« Jamais au sud » : sur l’île d’Oléron, les vacanciers refusent obstinément de changer de camp

Sur l’île d’Oléron, une frontière invisible traverse les esprits depuis des décennies. D’un côté, le sud effervescent et ses plages bondées. De l’autre, le nord sauvage où l’on cultive jalousement sa tranquillité. Entre les deux, une question que personne n’ose vraiment trancher : pourquoi tant de vacanciers refusent-ils de traverser l’île, même pour une simple journée ?
Une frontière née avec le pont, en 1966
Tout remonte à la construction du pont d’Oléron, inauguré en 1966. À l’époque, c’est le sud de l’île qui accueille en premier les flots de vacanciers venus du continent. Le Château-d’Oléron, Saint-Trojan-les-Bains et leurs environs deviennent rapidement des places fortes du tourisme balnéaire, quand le nord reste plus difficile d’accès et moins équipé.
Cette antériorité a façoné durablement les habitudes. Aujourd’hui encore, le sud concentre supermarchés, activités et la fameuse citadelle, pendant que le nord cultive une image plus rustique, presque secrète. Un déséquilibre qui rappelle d’autres histoires de territoires divisés, comme ce village de Charente-Maritime qui a fait de sa discrétion un argument touristique.
Sandrine, Jannick, Robert et Chantal, quatre amis venus du Mans, illustrent parfaitement cette fidélité géographique. Voilà 28 ans qu’ils posent leur camping-car au camping municipal du Château-d’Oléron, au sud. « On est près de tout, il y a le supermarché, les activités, la citadelle évidemment », résume Sandrine. Robert et Chantal ont pourtant testé le nord, à La-Brée-les-Bains, avant de faire marche arrière : trop de bouchons, trop peu de commerces à proximité. D’autres communes françaises ont d’ailleurs commencé à réguler ces flux saisonniers, à l’image de ces six communes qui préparent des quotas de visiteurs.

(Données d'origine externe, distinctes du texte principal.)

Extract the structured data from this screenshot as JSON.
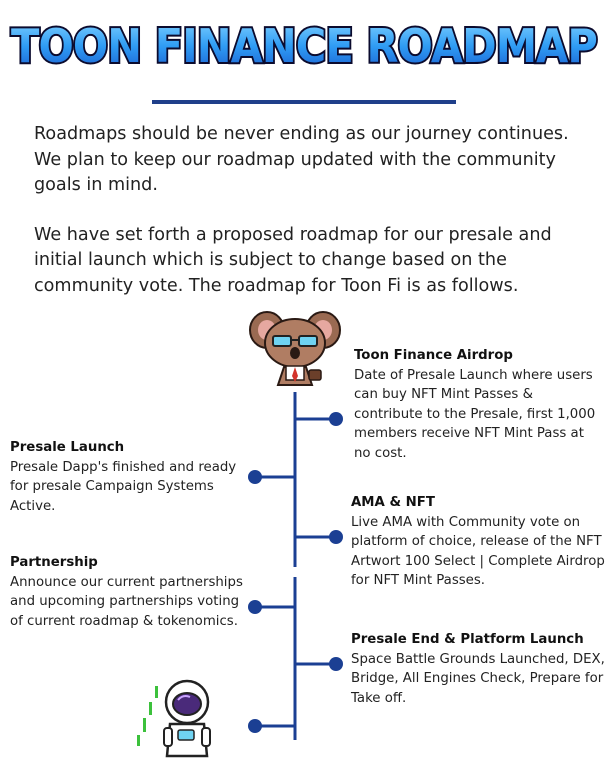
{
  "header": {
    "title": "TOON FINANCE ROADMAP"
  },
  "intro": {
    "paragraph_1": " Roadmaps should be never ending as our journey continues. We plan to keep our roadmap updated with the community goals in mind.",
    "paragraph_2": "We have set forth a proposed roadmap for our presale and initial launch which is subject to change based on the community vote. The roadmap for Toon Fi is as follows."
  },
  "roadmap": {
    "airdrop": {
      "title": "Toon Finance Airdrop",
      "body": "Date of Presale Launch where users can buy NFT Mint Passes & contribute to the Presale, first 1,000 members receive NFT Mint Pass at no cost."
    },
    "presale": {
      "title": "Presale Launch",
      "body": "Presale Dapp's finished and ready for presale Campaign Systems Active."
    },
    "ama": {
      "title": "AMA & NFT",
      "body": "Live AMA with Community vote on platform of choice, release of the NFT Artwort 100 Select | Complete Airdrop for NFT Mint Passes."
    },
    "partnership": {
      "title": "Partnership",
      "body": "Announce our current partnerships and upcoming partnerships voting of current roadmap & tokenomics."
    },
    "end": {
      "title": "Presale End & Platform Launch",
      "body": "Space Battle Grounds Launched, DEX, Bridge, All Engines Check, Prepare for Take off."
    }
  },
  "colors": {
    "title_fill": "#2f9cf4",
    "title_outline": "#0b0b2e",
    "timeline": "#1b3f93",
    "rule": "#1f3f8a"
  },
  "icons": {
    "top": "koala-mascot-icon",
    "bottom": "astronaut-mascot-icon"
  }
}
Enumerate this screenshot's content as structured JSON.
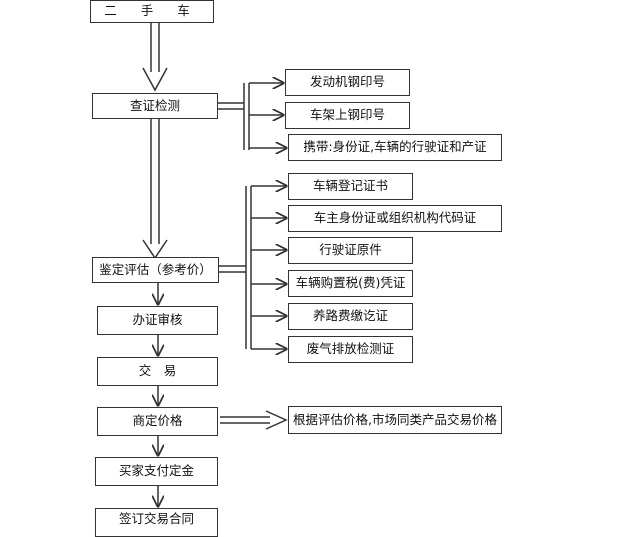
{
  "main_flow": {
    "used_car": "二 手 车",
    "inspection": "查证检测",
    "appraisal": "鉴定评估（参考价）",
    "review": "办证审核",
    "trade": "交　易",
    "negotiate": "商定价格",
    "deposit": "买家支付定金",
    "contract": "签订交易合同"
  },
  "inspection_items": {
    "engine_stamp": "发动机钢印号",
    "frame_stamp": "车架上钢印号",
    "carry_docs": "携带:身份证,车辆的行驶证和产证"
  },
  "appraisal_items": {
    "registration": "车辆登记证书",
    "owner_id": "车主身份证或组织机构代码证",
    "license": "行驶证原件",
    "purchase_tax": "车辆购置税(费)凭证",
    "road_fee": "养路费缴讫证",
    "emission": "废气排放检测证"
  },
  "price_basis": "根据评估价格,市场同类产品交易价格"
}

Le vélo contre la voiture : la vraie ligne de fracture
Du côté du nord, l’argument n’est pas seulement affectif : il est pratique. Prendre la voiture pour rejoindre le sud relève souvent du parcours du combattant en pleine saison. Violette, installée à La-Brée-les-Bains et venue d’Île-de-France, a trouvé la parade depuis quelques années : « On fait tout à vélo. Mais du coup, on va moins au sud. »
Pour Anaïs, la question ne se pose même plus en termes de logistique. C’est un choix de vie assumé : « Jamais je ne passerai mes vacances au sud. Je suis là pour être tranquille, pas pour être avec tous les touristes de France et d’ailleurs. » Cette recherche de calme rappelle celle des vacanciers qui désertent certaines stations balnéaires saturées au profit de destinations plus confidentielles.

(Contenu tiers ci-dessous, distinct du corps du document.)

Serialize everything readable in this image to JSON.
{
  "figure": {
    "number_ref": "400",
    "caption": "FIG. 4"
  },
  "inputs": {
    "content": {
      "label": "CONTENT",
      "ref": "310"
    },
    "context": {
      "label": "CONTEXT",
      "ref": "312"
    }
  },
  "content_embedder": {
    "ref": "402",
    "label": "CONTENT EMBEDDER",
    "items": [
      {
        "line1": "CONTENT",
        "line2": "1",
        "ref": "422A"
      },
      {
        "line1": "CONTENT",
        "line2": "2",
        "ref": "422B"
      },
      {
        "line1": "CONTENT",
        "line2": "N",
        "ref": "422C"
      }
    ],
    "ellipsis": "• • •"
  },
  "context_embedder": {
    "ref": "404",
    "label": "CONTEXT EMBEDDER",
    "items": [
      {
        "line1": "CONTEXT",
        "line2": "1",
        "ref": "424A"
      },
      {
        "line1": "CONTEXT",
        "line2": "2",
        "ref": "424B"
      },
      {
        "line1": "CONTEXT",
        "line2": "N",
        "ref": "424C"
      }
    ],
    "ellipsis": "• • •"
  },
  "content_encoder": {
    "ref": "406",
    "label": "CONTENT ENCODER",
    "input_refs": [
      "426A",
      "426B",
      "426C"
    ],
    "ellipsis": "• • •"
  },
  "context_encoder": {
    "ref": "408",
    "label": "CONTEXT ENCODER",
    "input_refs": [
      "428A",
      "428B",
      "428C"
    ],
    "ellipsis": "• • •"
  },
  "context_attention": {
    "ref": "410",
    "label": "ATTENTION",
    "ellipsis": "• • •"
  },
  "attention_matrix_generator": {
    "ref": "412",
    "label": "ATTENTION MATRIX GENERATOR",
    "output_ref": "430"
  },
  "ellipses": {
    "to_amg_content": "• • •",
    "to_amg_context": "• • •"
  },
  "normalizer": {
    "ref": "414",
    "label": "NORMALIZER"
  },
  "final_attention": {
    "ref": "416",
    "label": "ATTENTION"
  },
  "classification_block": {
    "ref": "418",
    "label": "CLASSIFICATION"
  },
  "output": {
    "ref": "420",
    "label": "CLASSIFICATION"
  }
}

Résultat : deux populations qui se croisent rarement, malgré une île longue d’à peine 30 kilomètres. Le nord mise sur les pistes cyclables et la lenteur, le sud sur l’accessibilité et l’animation. Un partage presque symbolique, entre deux visions du séjour idéal, comme si l’île abritait deux temporalités touristiques différentes sur un même territoire.

La plage de Vert Bois, seul territoire vraiment partagé
Il existe pourtant un point de rencontre entre les deux camps : la plage de Vert Bois. Située entre le Château-d’Oléron et Dolus-d’Oléron, elle fait figure d’exception dans cette géographie du camp retranché. Samara, qui découvre l’île pour la première fois depuis le camping La Brande, n’a aucun doute : « Je trouve que c’est la plus belle plage de l’île. On y retourne cet après-midi. »
Côté nord, les habitués citent plutôt les Seulières, Boyardville ou Chaucre comme leurs spots de prédilection. Mais certains font l’effort du déplacement pour les vagues de Vert Bois, comme Richard, un surfeur francilien en vacances chez sa belle-famille à La-Brée-les-Bains : « On y va de temps en temps pour profiter des vagues. »
Le véritable twist de cette enquête tient pourtant à un cas rarissime. Il aura fallu une vingtaine d’interviews pour dénicher des vacanciers qui refusent de choisir leur camp. Stéphanie, Francilienne, vient chaque été sur l’île depuis 37 ans. Elle s’était toujours cantonnée à Saint-Pierre. Cette année, avec son mari François et le petit Gaël endormi dans sa poussette, elle a enfin franchi la ligne invisible : « En une semaine, j’ai découvert Saint-Trojan-les-Bains hier et le marché de Saint-Denis-d’Oléron aujourd’hui. » Le déclic ? Les balades imposées par le rythme d’un nourrisson, qui l’ont poussée à explorer ce qu’elle ignorait depuis près de quatre décennies.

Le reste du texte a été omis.